A statement of the facts, necessary to a proper understanding of what we shall have to say, is perhaps best taken, bodily, from the brief filed here on behalf of petitioner, to wit:
"The R. D. Burnett Cigar Company, a corporation, on the 31st of July, 1936, filed a suit against your petitioner in the circuit court of Jefferson county, Alabama, to recover $750.00 for the loss or damage by theft of a truck. Subsequent thereto, and on, to wit, the 16th of March, 1937, your petitioner did file a motion in this cause to transfer the cause to the equity court upon the ground that your petitioner had an equitable defense or right which it could not assert in a court of law but which it could assert in a court of equity and which would dispose of the cause. (Code 1928, § 6490.) This equitable right or defense is based, in substance, upon the following facts:
"The policy sued upon provided in substance that it would be null and void in the event that the assured was not the unconditional and sole owner of the automobile or truck stolen, and that in fact plaintiff was not the sole and unconditional owner but that the truck was in fact owned by one, W. D. Franklin, an employee of the assured, who sold merchandise for the assured on a commission basis; that the merchandise were (was) delivered to the said Franklin by the assured and were (was) hauled in said truck and sold from the truck, and as security for the proceeds of the merchandise the assured took a mortgage on the said truck from the said W. D. Franklin.
"The motion further alleged that after the alleged loss by theft or robbery occurred the assured (plaintiff in the case) did file a proof of loss sworn to by the assured, in which it was stated that the automobile belonged to the said W. D. Franklin.

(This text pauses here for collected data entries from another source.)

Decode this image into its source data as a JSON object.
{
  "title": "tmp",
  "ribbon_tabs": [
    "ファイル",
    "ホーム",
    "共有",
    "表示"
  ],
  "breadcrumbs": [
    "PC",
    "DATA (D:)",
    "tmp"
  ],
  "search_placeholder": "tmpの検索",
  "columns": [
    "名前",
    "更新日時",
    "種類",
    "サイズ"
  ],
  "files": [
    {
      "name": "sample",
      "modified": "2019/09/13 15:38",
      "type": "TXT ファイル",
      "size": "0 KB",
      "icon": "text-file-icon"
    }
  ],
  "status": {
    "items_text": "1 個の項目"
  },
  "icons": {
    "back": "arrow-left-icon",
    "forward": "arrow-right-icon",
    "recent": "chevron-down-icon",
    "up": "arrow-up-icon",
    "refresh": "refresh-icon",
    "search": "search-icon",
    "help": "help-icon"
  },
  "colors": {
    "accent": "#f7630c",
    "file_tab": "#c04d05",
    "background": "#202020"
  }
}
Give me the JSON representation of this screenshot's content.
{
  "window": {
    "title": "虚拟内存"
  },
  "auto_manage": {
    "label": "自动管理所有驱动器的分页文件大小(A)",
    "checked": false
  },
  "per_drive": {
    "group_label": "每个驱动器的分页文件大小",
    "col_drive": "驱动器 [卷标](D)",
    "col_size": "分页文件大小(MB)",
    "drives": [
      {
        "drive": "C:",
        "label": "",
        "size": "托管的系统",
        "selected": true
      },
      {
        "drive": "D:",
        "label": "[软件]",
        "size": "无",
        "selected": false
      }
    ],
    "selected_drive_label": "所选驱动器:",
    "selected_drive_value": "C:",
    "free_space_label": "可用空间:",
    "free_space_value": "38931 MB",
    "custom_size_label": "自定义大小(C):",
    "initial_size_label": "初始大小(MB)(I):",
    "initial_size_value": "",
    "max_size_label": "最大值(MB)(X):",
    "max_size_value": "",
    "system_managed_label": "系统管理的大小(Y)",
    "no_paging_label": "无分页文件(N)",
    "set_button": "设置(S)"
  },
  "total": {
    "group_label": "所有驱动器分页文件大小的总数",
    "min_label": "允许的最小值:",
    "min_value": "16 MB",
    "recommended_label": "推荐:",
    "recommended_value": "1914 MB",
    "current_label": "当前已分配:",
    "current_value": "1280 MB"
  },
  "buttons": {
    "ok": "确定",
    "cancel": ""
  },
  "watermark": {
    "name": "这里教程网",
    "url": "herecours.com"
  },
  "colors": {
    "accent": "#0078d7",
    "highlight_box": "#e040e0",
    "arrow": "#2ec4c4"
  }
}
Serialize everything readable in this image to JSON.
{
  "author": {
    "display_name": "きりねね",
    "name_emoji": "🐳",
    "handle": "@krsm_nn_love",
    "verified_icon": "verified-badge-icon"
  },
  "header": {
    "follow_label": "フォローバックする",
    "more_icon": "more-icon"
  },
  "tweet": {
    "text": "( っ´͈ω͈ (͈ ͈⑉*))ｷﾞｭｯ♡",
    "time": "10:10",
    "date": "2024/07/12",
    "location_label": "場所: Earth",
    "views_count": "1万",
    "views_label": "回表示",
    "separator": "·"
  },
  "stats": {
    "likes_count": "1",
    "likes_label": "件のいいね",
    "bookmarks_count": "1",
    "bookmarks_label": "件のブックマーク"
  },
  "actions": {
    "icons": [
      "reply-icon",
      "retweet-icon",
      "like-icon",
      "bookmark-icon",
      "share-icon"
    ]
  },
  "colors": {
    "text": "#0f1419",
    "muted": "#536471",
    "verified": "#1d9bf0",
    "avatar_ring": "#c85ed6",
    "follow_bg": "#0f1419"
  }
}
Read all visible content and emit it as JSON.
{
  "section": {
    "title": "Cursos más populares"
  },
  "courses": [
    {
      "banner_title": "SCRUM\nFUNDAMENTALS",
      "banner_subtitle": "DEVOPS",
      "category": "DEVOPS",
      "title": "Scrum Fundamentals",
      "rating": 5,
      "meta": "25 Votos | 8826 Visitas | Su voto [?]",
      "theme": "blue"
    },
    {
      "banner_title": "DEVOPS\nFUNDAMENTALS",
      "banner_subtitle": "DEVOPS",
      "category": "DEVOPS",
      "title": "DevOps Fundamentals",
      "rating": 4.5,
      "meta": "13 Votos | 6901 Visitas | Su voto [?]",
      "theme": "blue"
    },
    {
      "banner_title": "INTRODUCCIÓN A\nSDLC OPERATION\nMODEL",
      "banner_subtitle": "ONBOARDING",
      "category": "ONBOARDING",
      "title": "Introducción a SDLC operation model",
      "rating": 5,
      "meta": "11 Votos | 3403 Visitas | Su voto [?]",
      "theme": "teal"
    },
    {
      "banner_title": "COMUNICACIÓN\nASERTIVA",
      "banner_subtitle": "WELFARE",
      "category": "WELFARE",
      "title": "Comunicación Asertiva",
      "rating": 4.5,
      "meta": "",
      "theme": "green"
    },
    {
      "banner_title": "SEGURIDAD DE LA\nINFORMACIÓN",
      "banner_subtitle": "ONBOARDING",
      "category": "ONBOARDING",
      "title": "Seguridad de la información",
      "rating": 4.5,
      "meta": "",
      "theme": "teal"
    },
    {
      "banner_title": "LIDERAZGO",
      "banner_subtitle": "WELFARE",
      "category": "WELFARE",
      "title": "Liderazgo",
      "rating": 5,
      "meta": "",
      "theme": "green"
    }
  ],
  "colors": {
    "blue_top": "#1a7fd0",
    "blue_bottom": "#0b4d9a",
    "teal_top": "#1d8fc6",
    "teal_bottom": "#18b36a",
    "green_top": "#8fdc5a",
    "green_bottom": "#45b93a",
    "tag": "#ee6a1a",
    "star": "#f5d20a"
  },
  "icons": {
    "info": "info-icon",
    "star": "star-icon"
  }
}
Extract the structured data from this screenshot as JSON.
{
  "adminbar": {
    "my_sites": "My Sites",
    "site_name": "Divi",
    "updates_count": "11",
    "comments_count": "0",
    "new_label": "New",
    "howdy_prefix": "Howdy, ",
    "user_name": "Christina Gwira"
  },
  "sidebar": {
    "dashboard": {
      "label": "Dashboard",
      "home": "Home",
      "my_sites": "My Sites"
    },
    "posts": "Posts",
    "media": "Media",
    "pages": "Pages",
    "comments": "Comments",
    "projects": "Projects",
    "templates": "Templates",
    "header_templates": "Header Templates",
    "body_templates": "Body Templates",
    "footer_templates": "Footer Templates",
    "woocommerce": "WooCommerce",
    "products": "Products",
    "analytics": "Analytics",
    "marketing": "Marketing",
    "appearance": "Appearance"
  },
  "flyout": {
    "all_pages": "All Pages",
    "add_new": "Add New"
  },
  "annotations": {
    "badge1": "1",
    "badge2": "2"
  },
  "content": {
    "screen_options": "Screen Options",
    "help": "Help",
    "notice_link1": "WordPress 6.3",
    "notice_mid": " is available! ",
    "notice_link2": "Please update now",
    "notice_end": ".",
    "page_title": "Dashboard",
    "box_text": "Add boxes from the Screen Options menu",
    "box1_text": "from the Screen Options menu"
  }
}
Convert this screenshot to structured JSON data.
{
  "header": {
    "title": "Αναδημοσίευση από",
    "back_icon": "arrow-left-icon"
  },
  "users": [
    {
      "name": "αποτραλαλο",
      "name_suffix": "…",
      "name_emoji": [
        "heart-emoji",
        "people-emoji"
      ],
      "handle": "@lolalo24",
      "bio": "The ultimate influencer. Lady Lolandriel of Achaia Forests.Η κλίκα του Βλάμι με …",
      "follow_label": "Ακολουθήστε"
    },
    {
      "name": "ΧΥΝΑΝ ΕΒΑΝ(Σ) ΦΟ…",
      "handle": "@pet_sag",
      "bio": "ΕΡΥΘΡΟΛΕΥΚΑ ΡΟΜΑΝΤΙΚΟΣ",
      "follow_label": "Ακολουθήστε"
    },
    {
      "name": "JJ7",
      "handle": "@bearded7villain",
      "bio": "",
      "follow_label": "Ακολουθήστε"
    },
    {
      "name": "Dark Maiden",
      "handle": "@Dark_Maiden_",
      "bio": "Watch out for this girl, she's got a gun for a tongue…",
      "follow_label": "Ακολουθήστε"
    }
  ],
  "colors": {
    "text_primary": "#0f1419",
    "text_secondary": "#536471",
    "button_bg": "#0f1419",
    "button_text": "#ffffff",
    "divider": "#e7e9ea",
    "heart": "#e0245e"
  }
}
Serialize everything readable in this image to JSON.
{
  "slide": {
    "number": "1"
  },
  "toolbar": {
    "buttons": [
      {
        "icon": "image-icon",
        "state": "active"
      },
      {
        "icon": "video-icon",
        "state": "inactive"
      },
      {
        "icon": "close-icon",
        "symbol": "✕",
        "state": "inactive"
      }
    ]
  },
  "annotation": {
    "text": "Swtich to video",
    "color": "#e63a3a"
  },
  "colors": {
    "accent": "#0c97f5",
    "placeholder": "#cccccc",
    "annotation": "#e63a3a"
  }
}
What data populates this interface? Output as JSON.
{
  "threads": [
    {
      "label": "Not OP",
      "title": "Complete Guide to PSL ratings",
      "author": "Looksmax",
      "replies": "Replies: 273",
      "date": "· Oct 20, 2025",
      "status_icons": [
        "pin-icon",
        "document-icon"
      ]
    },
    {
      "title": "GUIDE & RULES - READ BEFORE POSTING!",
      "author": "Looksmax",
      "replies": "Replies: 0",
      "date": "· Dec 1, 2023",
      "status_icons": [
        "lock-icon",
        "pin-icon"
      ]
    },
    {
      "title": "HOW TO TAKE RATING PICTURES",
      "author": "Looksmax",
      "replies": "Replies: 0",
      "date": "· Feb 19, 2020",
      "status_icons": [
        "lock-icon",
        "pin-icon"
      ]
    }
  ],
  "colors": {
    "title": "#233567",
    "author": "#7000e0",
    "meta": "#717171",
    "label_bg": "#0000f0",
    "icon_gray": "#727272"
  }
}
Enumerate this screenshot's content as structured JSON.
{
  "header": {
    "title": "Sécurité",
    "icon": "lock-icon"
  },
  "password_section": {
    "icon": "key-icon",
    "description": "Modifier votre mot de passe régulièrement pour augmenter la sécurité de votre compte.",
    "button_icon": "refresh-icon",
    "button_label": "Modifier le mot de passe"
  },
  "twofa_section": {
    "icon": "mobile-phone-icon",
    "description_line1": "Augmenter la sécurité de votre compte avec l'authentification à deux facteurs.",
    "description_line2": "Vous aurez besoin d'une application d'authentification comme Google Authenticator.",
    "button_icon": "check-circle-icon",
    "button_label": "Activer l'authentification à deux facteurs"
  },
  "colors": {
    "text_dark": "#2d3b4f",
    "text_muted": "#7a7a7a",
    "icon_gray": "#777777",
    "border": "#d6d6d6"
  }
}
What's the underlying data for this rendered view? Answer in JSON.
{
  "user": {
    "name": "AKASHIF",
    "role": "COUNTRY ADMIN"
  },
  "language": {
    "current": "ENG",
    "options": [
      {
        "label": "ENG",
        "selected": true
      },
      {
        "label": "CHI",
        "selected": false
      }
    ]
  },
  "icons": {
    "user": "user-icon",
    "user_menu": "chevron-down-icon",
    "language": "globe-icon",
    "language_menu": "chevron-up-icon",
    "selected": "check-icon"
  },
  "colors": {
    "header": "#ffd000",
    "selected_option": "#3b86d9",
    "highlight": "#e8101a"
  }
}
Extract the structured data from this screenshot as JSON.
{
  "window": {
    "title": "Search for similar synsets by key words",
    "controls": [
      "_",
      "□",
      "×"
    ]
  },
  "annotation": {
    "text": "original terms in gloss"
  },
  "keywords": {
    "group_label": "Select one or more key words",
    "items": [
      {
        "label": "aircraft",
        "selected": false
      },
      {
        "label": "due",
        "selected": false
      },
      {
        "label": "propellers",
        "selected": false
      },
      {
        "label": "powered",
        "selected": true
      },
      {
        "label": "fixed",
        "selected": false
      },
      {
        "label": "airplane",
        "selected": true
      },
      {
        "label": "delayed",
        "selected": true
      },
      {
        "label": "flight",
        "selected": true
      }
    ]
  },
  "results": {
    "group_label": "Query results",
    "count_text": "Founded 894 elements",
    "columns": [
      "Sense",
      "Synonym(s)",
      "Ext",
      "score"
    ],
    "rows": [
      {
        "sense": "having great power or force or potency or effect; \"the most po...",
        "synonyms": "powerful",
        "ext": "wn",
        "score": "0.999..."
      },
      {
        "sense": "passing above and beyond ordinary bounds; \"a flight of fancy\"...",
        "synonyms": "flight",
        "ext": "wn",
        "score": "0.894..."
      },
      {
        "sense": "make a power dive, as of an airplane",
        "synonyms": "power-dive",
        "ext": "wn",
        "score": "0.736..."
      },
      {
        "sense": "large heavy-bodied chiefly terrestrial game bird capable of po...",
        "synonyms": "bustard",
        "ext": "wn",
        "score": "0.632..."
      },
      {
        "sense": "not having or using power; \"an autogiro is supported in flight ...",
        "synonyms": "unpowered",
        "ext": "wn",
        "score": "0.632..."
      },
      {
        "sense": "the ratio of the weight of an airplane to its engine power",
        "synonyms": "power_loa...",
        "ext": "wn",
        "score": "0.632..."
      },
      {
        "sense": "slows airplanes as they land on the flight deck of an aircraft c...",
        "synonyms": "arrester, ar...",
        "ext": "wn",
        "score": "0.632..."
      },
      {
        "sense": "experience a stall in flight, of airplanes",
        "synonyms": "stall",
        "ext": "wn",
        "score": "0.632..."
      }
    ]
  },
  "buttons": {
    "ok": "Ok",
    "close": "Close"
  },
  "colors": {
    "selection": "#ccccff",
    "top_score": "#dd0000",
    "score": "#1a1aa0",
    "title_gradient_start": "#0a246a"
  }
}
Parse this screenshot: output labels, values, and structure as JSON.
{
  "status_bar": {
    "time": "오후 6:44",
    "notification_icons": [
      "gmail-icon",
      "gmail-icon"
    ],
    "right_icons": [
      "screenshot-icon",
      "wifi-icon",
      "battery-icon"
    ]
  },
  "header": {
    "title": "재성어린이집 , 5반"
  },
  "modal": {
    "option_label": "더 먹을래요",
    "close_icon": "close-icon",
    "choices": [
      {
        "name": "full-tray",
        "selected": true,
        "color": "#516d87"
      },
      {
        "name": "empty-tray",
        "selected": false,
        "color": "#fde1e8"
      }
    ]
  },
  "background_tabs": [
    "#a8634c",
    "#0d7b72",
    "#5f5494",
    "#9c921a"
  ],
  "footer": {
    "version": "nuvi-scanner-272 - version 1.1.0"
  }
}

Subsequent thereto, however, the plaintiff claimed that on, to wit, the 29th of June, *Page 353 
1935, the said W. D. Franklin did execute an instrument in writing, which on its face is an absolute bill of sale (to R. D. Burnett Cigar Company, a corporation) to the truck involved.
"Petitioner alleges, however, that said alleged bill of sale was in fact intended as a chattel mortgage and as security for a debt.
"Upon a hearing of this cause the trial court overruled the petitioner's motion. On account of this ruling of the trial court this petition for mandamus is filed."
Rule nisi was issued to respondent, Judge Thompson, on January 3, 1938, and his answer was filed in this court on January 13, 1938.
It is established that petitioner has pursued the right method to get a review of the action of the nisi prius judge about which he is complaining. Ex parte Holzer, 219 Ala. 431,122 So. 421; Ex parte Louisville  N. R. Co., 211 Ala. 531,100 So. 843.
But we are unable to see that it is entitled to the writ prayed for.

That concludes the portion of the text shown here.